Fascination with dreams has engaged the spiritually astute from the beginnings of recorded history.

In the early fourth century BCE, the ailing flocked to the shrine of the god Asclepius in Epidaurus Greece, in hopes their dreams would reveal strategies for treatment. The Sumerian Epic of Gilgamesh, 2100 BCE, depicted the hero’s reliance upon dreams before making decisions. Agamemnon’s dream to attack Troy opened Homer’s Iliad, 1194 BCE. Both the Old and New Testaments abound in dreams of guidance and affirmation. Plots construed by Shakespeare, Paul Bunyan, Dickens, James Joyce, even Stephen King often turn on dreams. Closer to our time, psychiatrists Sigmund Freud and C. G. Jung mapped the dream landscape for the resolute to follow.
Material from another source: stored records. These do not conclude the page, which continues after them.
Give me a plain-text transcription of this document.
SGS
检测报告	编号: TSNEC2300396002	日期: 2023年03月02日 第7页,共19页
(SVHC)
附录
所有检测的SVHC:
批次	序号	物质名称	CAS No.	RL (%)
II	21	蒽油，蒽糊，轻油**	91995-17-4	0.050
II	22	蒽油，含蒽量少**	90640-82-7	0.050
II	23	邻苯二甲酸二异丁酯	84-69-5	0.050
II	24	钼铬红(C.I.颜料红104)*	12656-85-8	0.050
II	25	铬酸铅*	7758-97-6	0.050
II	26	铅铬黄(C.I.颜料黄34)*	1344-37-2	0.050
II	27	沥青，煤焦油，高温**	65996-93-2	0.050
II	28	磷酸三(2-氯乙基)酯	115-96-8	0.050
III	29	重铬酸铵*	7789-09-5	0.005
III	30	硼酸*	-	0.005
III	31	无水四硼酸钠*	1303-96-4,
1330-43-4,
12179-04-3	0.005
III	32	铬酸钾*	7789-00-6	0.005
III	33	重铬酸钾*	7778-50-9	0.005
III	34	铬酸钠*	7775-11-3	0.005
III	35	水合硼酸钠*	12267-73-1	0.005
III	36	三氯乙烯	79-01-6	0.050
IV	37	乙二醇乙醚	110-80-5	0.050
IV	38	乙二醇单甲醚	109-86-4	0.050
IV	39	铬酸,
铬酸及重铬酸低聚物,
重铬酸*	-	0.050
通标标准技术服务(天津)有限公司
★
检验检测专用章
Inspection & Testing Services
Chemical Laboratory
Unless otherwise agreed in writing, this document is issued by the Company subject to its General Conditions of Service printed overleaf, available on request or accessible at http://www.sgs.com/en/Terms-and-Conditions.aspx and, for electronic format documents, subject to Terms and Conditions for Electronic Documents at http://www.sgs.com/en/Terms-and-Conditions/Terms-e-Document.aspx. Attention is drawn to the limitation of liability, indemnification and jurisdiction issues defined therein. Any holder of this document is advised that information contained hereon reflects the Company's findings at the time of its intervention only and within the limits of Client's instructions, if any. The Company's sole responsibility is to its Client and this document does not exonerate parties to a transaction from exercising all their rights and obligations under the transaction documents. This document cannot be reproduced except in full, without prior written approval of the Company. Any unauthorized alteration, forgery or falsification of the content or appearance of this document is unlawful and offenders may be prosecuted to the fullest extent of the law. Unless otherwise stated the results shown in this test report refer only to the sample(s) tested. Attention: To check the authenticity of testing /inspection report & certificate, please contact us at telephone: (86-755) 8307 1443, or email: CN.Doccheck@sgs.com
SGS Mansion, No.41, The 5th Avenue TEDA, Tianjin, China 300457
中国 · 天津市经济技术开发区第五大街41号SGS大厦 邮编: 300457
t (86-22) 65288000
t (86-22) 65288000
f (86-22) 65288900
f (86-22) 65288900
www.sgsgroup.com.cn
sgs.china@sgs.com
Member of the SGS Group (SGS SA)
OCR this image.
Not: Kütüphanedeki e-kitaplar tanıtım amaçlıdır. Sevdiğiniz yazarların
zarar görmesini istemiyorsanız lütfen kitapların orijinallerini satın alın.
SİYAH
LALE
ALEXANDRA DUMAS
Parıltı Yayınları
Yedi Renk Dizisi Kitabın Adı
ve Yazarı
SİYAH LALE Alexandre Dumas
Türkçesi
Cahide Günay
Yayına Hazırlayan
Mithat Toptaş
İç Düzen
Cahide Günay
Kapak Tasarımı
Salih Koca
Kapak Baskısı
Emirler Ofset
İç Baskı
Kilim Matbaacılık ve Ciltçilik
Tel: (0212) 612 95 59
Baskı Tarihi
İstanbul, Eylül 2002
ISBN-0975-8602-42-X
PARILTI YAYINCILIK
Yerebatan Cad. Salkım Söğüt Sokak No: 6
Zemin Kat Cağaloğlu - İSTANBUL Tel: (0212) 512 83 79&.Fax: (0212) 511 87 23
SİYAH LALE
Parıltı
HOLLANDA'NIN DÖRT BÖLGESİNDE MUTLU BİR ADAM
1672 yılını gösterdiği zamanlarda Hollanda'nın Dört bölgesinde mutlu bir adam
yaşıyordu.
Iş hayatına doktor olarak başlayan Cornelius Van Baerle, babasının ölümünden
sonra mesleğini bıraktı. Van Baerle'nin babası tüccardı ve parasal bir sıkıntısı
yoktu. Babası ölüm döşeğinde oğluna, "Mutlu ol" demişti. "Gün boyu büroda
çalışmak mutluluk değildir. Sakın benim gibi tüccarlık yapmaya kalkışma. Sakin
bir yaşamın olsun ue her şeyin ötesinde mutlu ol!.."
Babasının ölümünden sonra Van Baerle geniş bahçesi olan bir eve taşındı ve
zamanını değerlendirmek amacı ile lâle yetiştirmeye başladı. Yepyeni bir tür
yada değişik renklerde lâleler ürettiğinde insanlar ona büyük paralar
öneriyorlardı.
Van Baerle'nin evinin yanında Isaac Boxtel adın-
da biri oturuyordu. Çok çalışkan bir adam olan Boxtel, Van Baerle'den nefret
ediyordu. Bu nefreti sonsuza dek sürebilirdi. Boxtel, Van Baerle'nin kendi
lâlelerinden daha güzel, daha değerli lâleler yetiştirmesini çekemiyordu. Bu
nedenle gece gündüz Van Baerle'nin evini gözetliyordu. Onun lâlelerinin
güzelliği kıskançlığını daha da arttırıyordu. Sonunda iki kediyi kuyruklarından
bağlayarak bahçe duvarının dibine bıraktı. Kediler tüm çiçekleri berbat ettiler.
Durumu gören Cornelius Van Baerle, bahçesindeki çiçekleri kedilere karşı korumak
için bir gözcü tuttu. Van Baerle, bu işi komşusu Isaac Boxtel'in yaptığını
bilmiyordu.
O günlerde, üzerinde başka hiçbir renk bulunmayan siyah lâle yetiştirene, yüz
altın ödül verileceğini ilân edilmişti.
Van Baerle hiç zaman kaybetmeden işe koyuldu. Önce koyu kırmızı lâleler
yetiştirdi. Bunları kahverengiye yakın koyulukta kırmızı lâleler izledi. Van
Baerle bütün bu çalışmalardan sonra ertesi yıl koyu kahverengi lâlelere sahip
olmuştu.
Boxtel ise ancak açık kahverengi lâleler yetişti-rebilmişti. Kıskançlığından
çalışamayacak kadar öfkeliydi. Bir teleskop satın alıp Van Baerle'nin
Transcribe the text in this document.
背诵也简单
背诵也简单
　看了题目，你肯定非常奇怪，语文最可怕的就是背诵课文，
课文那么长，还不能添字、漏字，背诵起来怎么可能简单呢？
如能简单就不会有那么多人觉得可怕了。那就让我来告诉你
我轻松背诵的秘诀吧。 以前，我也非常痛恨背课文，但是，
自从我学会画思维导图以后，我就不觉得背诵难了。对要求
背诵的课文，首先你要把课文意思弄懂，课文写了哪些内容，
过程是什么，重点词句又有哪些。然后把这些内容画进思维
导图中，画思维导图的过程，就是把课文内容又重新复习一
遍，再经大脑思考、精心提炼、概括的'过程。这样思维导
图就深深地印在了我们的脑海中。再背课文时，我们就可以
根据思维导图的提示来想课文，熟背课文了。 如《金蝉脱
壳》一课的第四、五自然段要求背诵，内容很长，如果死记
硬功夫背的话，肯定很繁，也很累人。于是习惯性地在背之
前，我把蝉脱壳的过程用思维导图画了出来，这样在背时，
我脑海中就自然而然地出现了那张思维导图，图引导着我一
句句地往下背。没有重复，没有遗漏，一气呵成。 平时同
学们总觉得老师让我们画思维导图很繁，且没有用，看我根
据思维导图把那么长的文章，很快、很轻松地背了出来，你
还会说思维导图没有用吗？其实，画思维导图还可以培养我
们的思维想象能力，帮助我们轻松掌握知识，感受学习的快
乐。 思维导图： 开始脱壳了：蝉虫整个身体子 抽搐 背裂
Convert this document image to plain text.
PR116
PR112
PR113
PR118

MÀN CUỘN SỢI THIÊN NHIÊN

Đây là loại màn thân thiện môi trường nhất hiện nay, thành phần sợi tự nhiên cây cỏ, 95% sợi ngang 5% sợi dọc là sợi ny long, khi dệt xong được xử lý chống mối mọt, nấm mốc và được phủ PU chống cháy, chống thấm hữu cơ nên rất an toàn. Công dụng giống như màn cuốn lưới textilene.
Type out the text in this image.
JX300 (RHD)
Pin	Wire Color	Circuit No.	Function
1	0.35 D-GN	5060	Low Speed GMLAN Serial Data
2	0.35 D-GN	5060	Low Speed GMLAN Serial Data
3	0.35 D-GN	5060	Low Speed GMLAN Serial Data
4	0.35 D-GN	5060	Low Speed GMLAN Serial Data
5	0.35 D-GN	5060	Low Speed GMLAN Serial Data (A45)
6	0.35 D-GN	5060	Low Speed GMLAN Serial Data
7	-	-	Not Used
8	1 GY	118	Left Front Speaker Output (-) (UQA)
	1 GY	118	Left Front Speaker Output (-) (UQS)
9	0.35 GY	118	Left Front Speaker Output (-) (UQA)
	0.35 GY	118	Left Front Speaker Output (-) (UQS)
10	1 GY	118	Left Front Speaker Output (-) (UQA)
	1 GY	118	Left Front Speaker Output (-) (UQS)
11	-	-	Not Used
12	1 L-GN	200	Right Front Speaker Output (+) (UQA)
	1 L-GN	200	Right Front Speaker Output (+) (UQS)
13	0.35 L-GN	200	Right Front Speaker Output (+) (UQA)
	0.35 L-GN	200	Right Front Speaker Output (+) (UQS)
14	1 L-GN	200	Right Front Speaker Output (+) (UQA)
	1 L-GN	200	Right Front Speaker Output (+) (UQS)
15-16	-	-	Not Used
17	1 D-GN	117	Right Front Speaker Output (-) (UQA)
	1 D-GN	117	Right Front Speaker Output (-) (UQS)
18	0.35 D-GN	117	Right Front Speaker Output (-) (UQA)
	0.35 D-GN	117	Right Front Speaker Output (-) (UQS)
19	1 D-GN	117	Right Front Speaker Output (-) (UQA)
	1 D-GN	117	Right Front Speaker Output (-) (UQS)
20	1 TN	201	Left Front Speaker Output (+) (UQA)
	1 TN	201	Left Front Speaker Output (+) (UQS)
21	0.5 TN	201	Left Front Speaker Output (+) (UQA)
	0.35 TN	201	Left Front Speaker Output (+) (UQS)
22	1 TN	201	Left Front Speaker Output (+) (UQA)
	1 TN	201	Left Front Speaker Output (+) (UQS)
Why this captivation with dreams that draw some toward actualizing their authentic selves? Once engaged by the unconscious, however there is no turning back. This is soul-work like none other: interfacing with the bedrock of Being.

But it’s really not that difficult. Once within REM asleep, our Night-Teacher weaves snapshots of our lives and others into symbolic stories that reveal warring powers within our psyche, that exorcise madness, that jolt awareness, that soothe quaking limbs, and that prod us toward still further healing.

Simply record these stories in a notebook. Mull over them like the ancients did until they reveal their secrets. In such company, we can’t help but be restored to the original design of our birthright.